Dès lors que la constitution d’avocat n’est pas obligatoire en référé devant le premier président, les dépens ne peuvent être distraits.

PAR CES MOTIFS,

Statuant publiquement, par décision réputée contradictoire et en matière de référés.

AUTORISONS la société AXA FRANCE IARD à consigner une somme de 302 778,51 euros entre les mains de la Caisse des dépôts et Consignations dans le délai d’un mois à compter de la signification de la présente ordonnance ;

DISONS qu’à défaut de consignation dans le délai prescrit, le syndicat des copropriétaires de l’immeuble ‘[Adresse 6]’ pourra poursuivre l’exécution provisoire du jugement du tribunal judiciaire de Bonneville en date du 11 décembre 2023 ;

CONDAMNONS la société AXA FRANCE IARD à supporter la charge des dépens de l’instance.

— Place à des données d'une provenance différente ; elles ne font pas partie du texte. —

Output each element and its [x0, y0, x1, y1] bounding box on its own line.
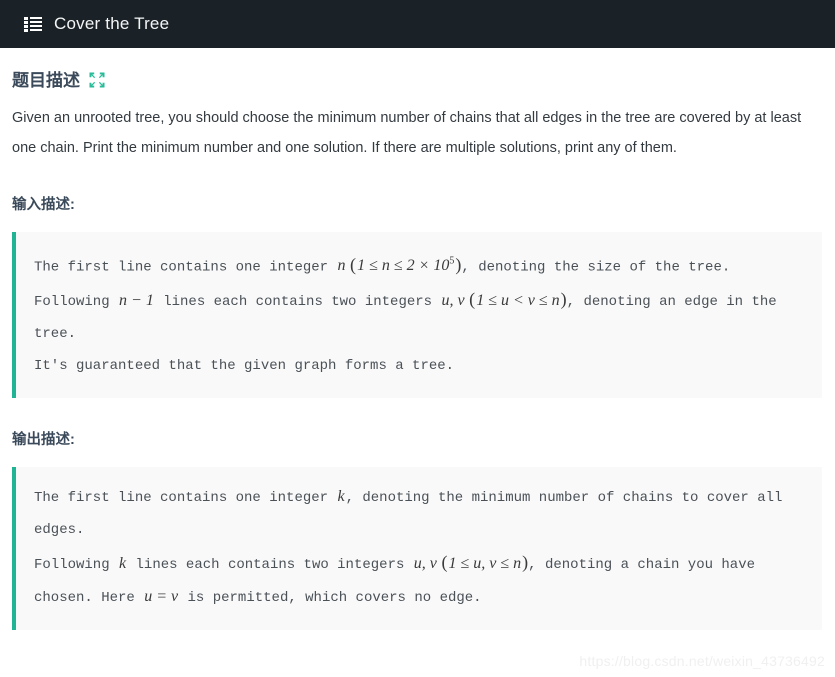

Ainsi prononcé publiquement, le 10 septembre 2024, par mise à disposition de l’ordonnance au greffe de la cour, les parties en ayant été préalablement avisées dans les conditions prévues au deuxième alinéa de l’article 450 du code de procédure civile, et signé par Marie-France BAY-RENAUD, première présidente, et Ghislaine VINCENT, greffière.